Sayıştay denetimi, kanuna göre yol göstermek ve yanlışlarımızı düzeltmemiz için yapılır. “Bu hatayı bir daha yapma, dikkatli ol” denilir. Eğer bir kamu zararı ya da yolsuzluk varsa, elbette gereği yapılır. Ancak bizim Sayıştay denetçimiz, maalesef bu denetimi bir taciz aracı gibi kullandı. İnsanları sorgular gibi sorguya aldı, hakaret ederek yetkisini kullandı. Bu şekilde yetki kullanımı doğru değil. Bununla ilgili gerekli yerlere şikayetimi yaptım ve gerekirse yine yaparım. Hiç kimse bize emrivaki yapamaz.

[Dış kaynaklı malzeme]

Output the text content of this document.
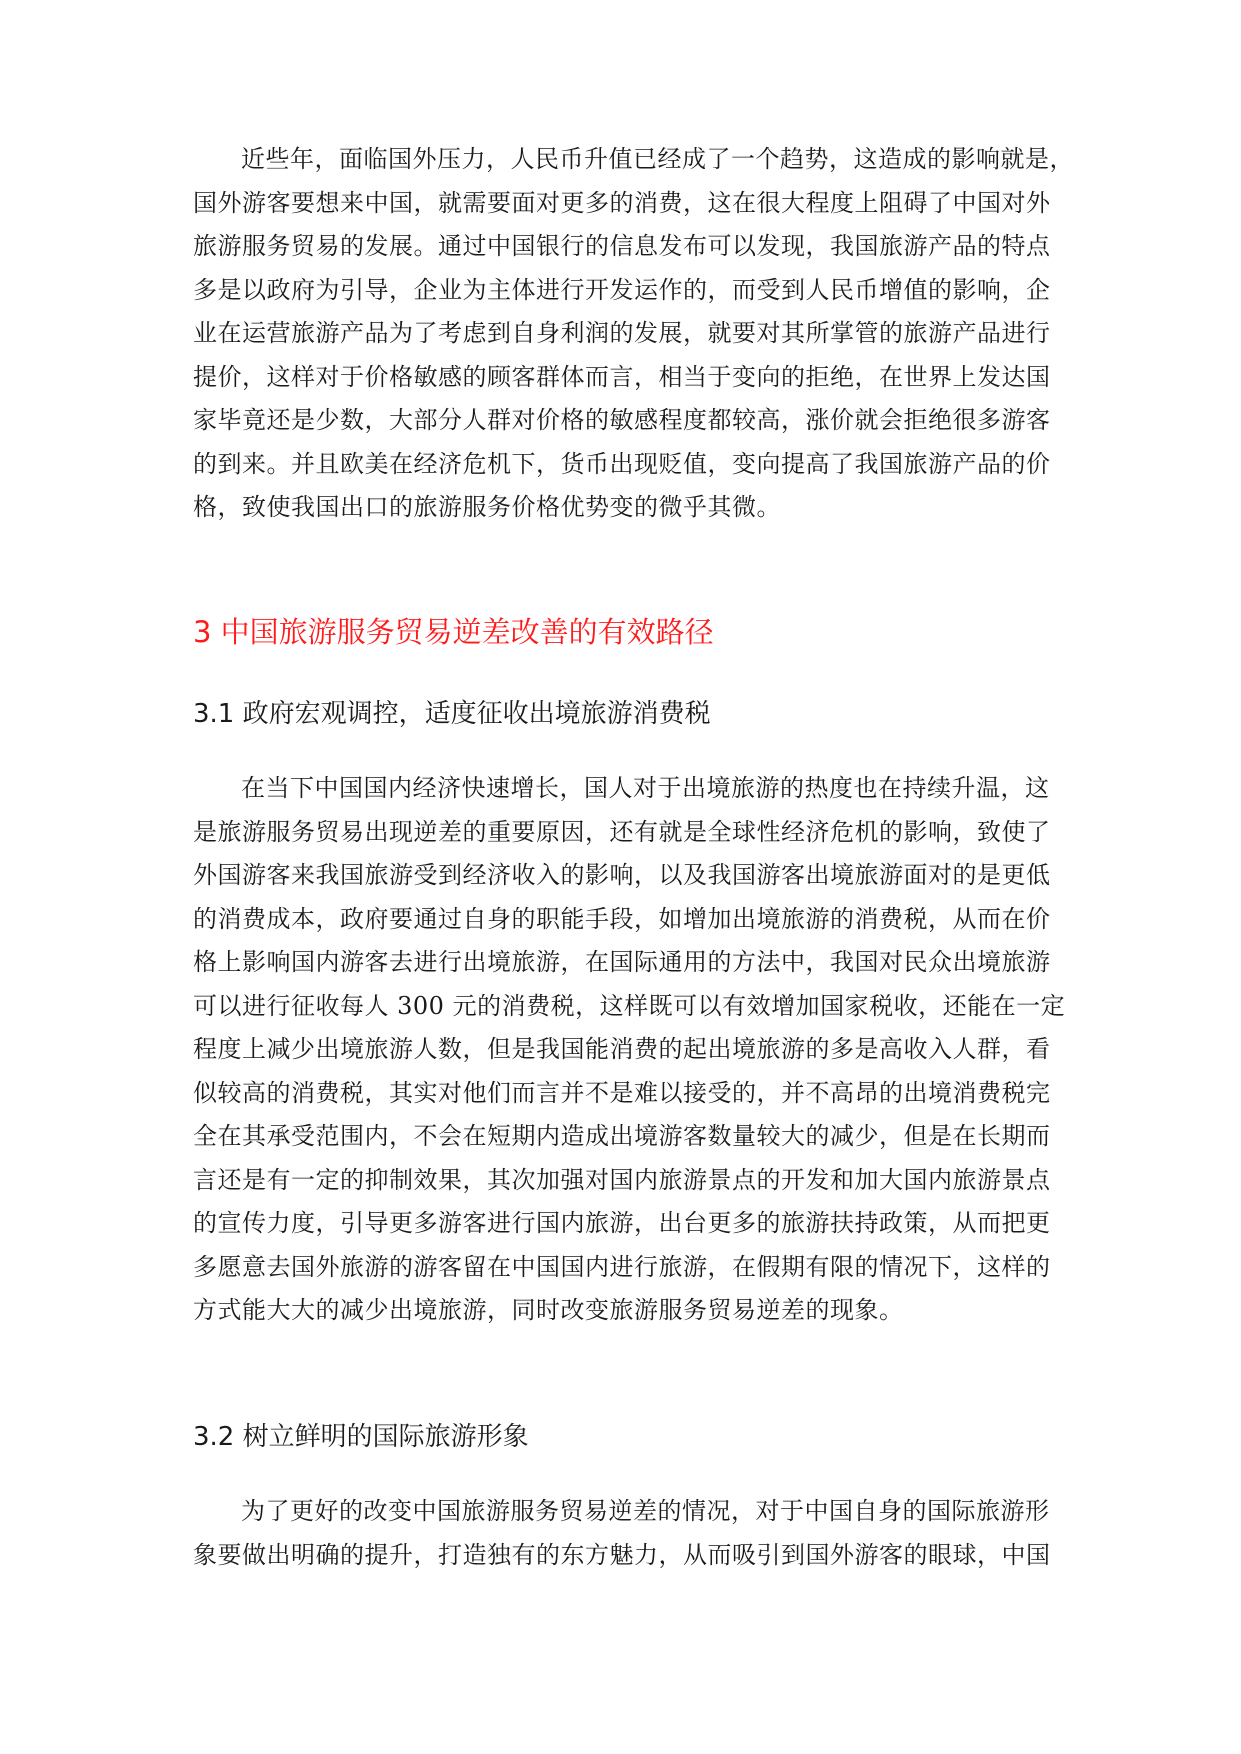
近些年，面临国外压力，人民币升值已经成了一个趋势，这造成的影响就是，
国外游客要想来中国，就需要面对更多的消费，这在很大程度上阻碍了中国对外
旅游服务贸易的发展。通过中国银行的信息发布可以发现，我国旅游产品的特点
多是以政府为引导，企业为主体进行开发运作的，而受到人民币增值的影响，企
业在运营旅游产品为了考虑到自身利润的发展，就要对其所掌管的旅游产品进行
提价，这样对于价格敏感的顾客群体而言，相当于变向的拒绝，在世界上发达国
家毕竟还是少数，大部分人群对价格的敏感程度都较高，涨价就会拒绝很多游客
的到来。并且欧美在经济危机下，货币出现贬值，变向提高了我国旅游产品的价
格，致使我国出口的旅游服务价格优势变的微乎其微。
3 中国旅游服务贸易逆差改善的有效路径
3.1 政府宏观调控，适度征收出境旅游消费税
在当下中国国内经济快速增长，国人对于出境旅游的热度也在持续升温，这
是旅游服务贸易出现逆差的重要原因，还有就是全球性经济危机的影响，致使了
外国游客来我国旅游受到经济收入的影响，以及我国游客出境旅游面对的是更低
的消费成本，政府要通过自身的职能手段，如增加出境旅游的消费税，从而在价
格上影响国内游客去进行出境旅游，在国际通用的方法中，我国对民众出境旅游
可以进行征收每人 300 元的消费税，这样既可以有效增加国家税收，还能在一定
程度上减少出境旅游人数，但是我国能消费的起出境旅游的多是高收入人群，看
似较高的消费税，其实对他们而言并不是难以接受的，并不高昂的出境消费税完
全在其承受范围内，不会在短期内造成出境游客数量较大的减少，但是在长期而
言还是有一定的抑制效果，其次加强对国内旅游景点的开发和加大国内旅游景点
的宣传力度，引导更多游客进行国内旅游，出台更多的旅游扶持政策，从而把更
多愿意去国外旅游的游客留在中国国内进行旅游，在假期有限的情况下，这样的
方式能大大的减少出境旅游，同时改变旅游服务贸易逆差的现象。
3.2 树立鲜明的国际旅游形象
为了更好的改变中国旅游服务贸易逆差的情况，对于中国自身的国际旅游形
象要做出明确的提升，打造独有的东方魅力，从而吸引到国外游客的眼球，中国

Bir diğer mesele. Betonun altındaki kablo meselesi. Müfettiş gelip diyor ki, “Bu kablo 7 milim olmalı.” Bunu nasıl bilebilirim? Denetçiler geldi, İller Bankası denetledi, her şey kontrol edildi. Hatta betonu kazdılar, baktılar ve doğru çıktı. Ama neyse ki sadece bir bölgeyi kazdılar, bütün Yenikent’i kazmadılar. Böyle denetim olmaz. Daha da ilginç şeyler yaşadık ve bunları da Sayıştay’ın ilgili grup başkanına ilettim. Ancak şunu net söyleyeyim. Sayıştay denetimi hakkı kötüye kullanılarak yapılırsa, bu bir suçtur.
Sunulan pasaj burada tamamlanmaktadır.